The value at .child.id was a string, and that’s why there’s a failure. Much clearer.

We’re an arrayOf implementation away from a fully capable JSON validation library. But before we go there, we’re going to detour into more combinators.

Combinators

In Lamda calculus a combinator is an abstraction (function) whose identifiers are all bound within that abstraction.

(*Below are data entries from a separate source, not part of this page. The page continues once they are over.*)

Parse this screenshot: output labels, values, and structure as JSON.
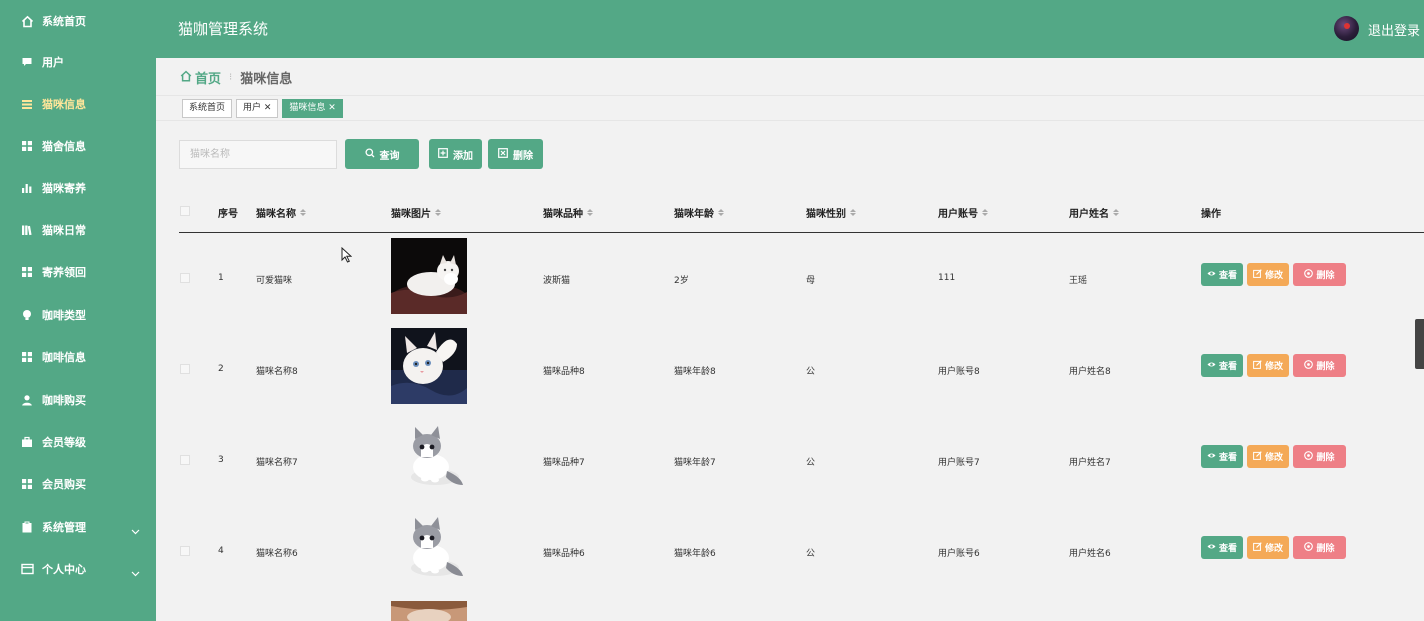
{
  "sidebar": {
    "items": [
      {
        "label": "系统首页",
        "icon": "home-icon"
      },
      {
        "label": "用户",
        "icon": "chat-icon"
      },
      {
        "label": "猫咪信息",
        "icon": "grid-icon",
        "active": true
      },
      {
        "label": "猫舍信息",
        "icon": "grid-icon"
      },
      {
        "label": "猫咪寄养",
        "icon": "bar-chart-icon"
      },
      {
        "label": "猫咪日常",
        "icon": "books-icon"
      },
      {
        "label": "寄养领回",
        "icon": "grid-icon"
      },
      {
        "label": "咖啡类型",
        "icon": "bulb-icon"
      },
      {
        "label": "咖啡信息",
        "icon": "grid-icon"
      },
      {
        "label": "咖啡购买",
        "icon": "user-icon"
      },
      {
        "label": "会员等级",
        "icon": "briefcase-icon"
      },
      {
        "label": "会员购买",
        "icon": "grid-icon"
      },
      {
        "label": "系统管理",
        "icon": "clipboard-icon",
        "expandable": true
      },
      {
        "label": "个人中心",
        "icon": "window-icon",
        "expandable": true
      }
    ]
  },
  "header": {
    "title": "猫咖管理系统",
    "logout_label": "退出登录"
  },
  "breadcrumb": {
    "home": "首页",
    "current": "猫咪信息"
  },
  "tags": [
    {
      "label": "系统首页",
      "closable": false,
      "active": false
    },
    {
      "label": "用户 ✕",
      "closable": true,
      "active": false
    },
    {
      "label": "猫咪信息 ✕",
      "closable": true,
      "active": true
    }
  ],
  "toolbar": {
    "search_placeholder": "猫咪名称",
    "query_label": "查询",
    "add_label": "添加",
    "delete_label": "删除"
  },
  "table": {
    "columns": [
      "序号",
      "猫咪名称",
      "猫咪图片",
      "猫咪品种",
      "猫咪年龄",
      "猫咪性别",
      "用户账号",
      "用户姓名",
      "操作"
    ],
    "rows": [
      {
        "index": "1",
        "name": "可爱猫咪",
        "breed": "波斯猫",
        "age": "2岁",
        "gender": "母",
        "account": "111",
        "username": "王瑶",
        "image": "white-cat-on-blanket"
      },
      {
        "index": "2",
        "name": "猫咪名称8",
        "breed": "猫咪品种8",
        "age": "猫咪年龄8",
        "gender": "公",
        "account": "用户账号8",
        "username": "用户姓名8",
        "image": "white-kitten-paw-up"
      },
      {
        "index": "3",
        "name": "猫咪名称7",
        "breed": "猫咪品种7",
        "age": "猫咪年龄7",
        "gender": "公",
        "account": "用户账号7",
        "username": "用户姓名7",
        "image": "grey-white-kitten"
      },
      {
        "index": "4",
        "name": "猫咪名称6",
        "breed": "猫咪品种6",
        "age": "猫咪年龄6",
        "gender": "公",
        "account": "用户账号6",
        "username": "用户姓名6",
        "image": "grey-white-kitten"
      }
    ],
    "actions": {
      "view": "查看",
      "edit": "修改",
      "delete": "删除"
    }
  },
  "colors": {
    "primary": "#53a886",
    "active_menu_text": "#ffe69a",
    "edit": "#f4a957",
    "delete": "#ee7f86"
  }
}
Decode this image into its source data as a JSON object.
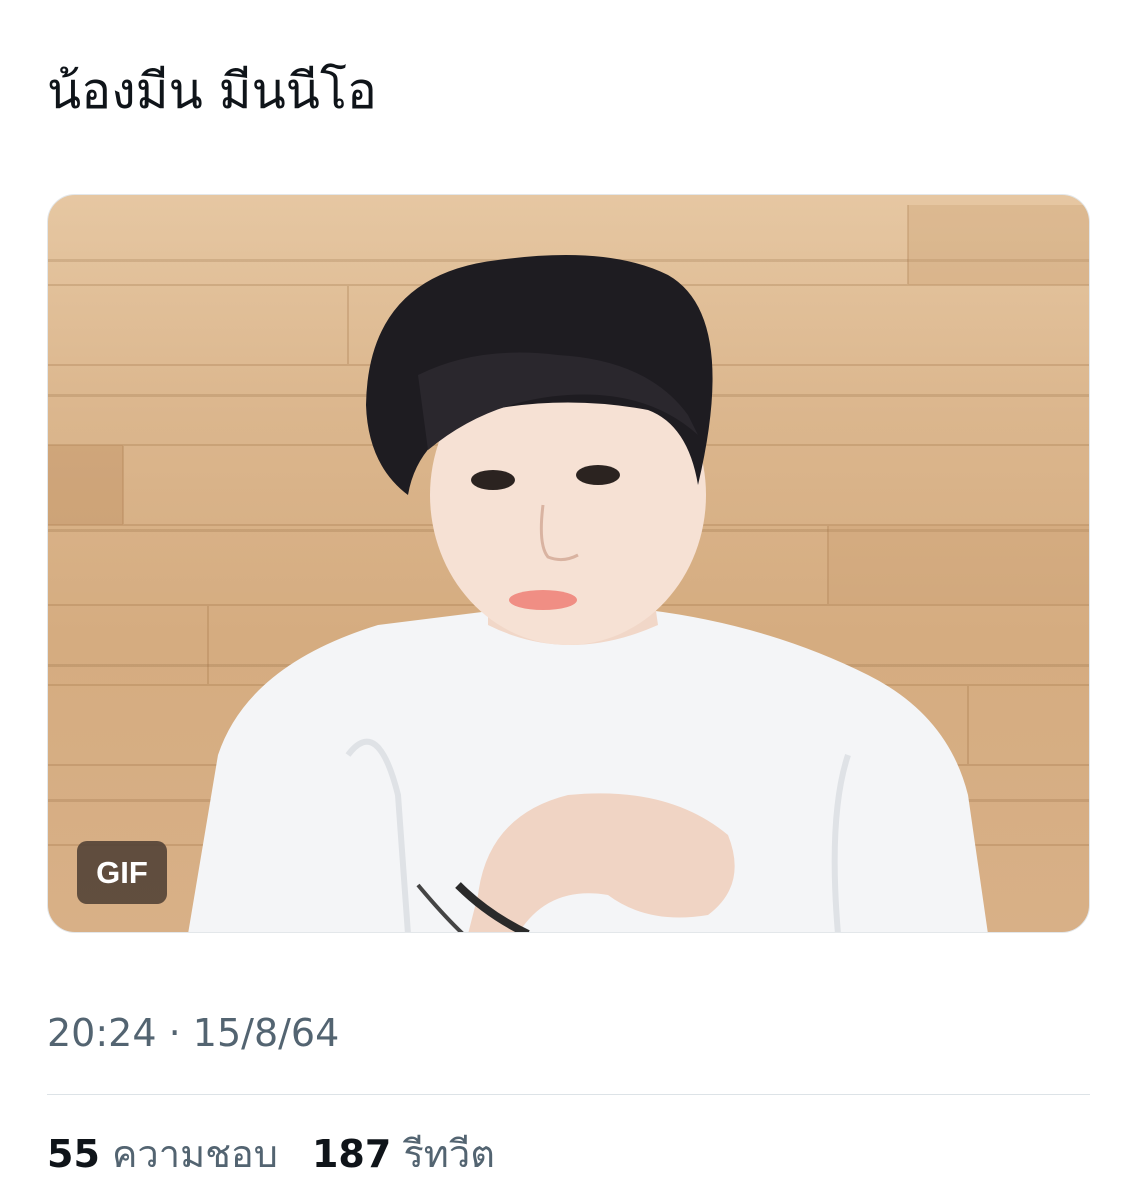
{
  "tweet": {
    "text": "น้องมีน มีนนีโอ",
    "media": {
      "badge": "GIF"
    },
    "time": "20:24",
    "separator": "·",
    "date": "15/8/64",
    "likes": {
      "count": "55",
      "label": "ความชอบ"
    },
    "retweets": {
      "count": "187",
      "label": "รีทวีต"
    }
  },
  "colors": {
    "text_primary": "#0f1419",
    "text_secondary": "#536471",
    "divider": "#dde3e7",
    "badge_bg": "#504034"
  }
}
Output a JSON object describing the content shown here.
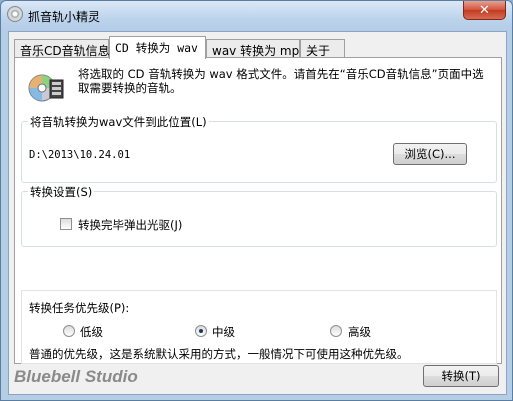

In short, no “global” variables.

If we consider the behavior of Validator<T> and how it returns one of two values Success<T> or Failure a natural branching control flow reveals itself.

In our example uses of Validator<T> instances, to continue using it, the next step is to first refine it by checking result.type for either success or failure.

Given how common this pattern is, we can write some combinators to make them slightly easier to work with.

In most uses of Validator<T> we want to do something with the boxed value of the Success<T> case of Result<T>.

This looks like:

const result: Result<Thing> = validate(thing);
if (result.type === 'success') {
  const value: Thing = result.value;
  // do something interesting with value
}

The pattern here is refining to the success case, then using the success value in a new domain. So if the user of validate had a function of type:

(thing: Thing) => OtherThing

It would be nice if they could forego the extra refinement work. We can define that pattern in a combinator.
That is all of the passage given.